"Bear in mind that the wonderful things you learn in your schools are the work of many generations, produced by enthusiastic effort and infinite labor in every country of the world. All this is put into your hands as your inheritance in order that you may receive it, honor it, add to it, and one day faithfully hand it to your children. Thus do we mortals achieve immortality in the permanent things which we create in common." - Albert Einstein

Thursday, August 14, 2014

Different Parts of the Brain


The brain is indeed a very complex system. The way it functions is likewise intricate. For example, when it comes to attention, neuroscientists consider the brain as having three modes: the task-positive network, the task-negative network, and an alert switch. The task-positive network is used when someone is focused and engaged on a particular activity while the task-negative network is associated with day dreaming. These two networks apparently cannot work simultaneously. A brain is either focused or wandering, but it can switch from one network to the other. The alert-switch prioritizes. This switch can also impede the other two networks. Just imagine sitting in front of a computer, writing a report or balancing a sheet, and a message comes up saying that you have a new message on your email or Facebook.
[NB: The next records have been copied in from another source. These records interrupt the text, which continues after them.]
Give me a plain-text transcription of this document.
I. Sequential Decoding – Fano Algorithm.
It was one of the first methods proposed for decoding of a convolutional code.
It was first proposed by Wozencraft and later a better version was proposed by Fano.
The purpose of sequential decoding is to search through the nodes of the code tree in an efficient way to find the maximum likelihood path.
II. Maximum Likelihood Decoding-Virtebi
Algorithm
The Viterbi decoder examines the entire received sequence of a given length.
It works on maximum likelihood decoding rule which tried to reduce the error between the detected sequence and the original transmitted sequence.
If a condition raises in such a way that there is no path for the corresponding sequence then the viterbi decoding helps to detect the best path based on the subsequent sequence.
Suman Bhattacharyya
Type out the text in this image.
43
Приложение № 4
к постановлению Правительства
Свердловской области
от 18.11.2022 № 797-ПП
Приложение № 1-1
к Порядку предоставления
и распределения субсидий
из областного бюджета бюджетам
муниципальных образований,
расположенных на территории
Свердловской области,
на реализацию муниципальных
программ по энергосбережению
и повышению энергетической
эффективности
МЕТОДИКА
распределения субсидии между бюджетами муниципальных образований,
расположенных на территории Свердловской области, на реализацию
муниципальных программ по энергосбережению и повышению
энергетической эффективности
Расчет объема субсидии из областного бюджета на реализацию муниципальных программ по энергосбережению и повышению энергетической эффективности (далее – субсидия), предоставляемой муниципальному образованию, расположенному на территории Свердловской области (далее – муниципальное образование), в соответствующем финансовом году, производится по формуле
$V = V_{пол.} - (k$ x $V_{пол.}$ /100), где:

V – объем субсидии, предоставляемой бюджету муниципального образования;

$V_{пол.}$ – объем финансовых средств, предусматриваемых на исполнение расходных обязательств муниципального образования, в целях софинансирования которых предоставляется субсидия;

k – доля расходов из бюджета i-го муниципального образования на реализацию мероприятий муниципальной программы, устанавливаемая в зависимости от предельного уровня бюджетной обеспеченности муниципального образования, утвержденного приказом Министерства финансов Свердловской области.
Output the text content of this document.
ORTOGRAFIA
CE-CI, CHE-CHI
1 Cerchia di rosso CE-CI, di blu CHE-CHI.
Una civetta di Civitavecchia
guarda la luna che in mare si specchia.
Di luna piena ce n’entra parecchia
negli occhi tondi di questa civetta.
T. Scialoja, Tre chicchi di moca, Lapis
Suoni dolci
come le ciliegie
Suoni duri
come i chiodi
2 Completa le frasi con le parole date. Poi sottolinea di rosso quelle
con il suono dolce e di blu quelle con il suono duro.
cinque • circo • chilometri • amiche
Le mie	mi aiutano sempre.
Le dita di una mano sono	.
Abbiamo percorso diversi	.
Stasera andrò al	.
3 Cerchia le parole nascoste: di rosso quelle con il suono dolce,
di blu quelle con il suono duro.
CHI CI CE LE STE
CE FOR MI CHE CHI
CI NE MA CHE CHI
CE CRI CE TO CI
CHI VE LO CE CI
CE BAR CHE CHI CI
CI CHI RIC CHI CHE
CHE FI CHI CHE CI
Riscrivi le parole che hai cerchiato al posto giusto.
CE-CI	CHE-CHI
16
Inside the classroom, of course, we would want a child's brain to be on a task-positive network. In fact, it would be nice if we are all on task-positive network, fully engaged and conscious, making the most of the central executive part of our brain. But day dreaming may in fact be the place where innovations spring. It may just be the network responsible for our creativity. We also know that there are limits to the task-positive network. We all do need a break.

Along this line, this blog will take a real vacation. I am sure that there are various posts on this blog that still remain to be read and understood.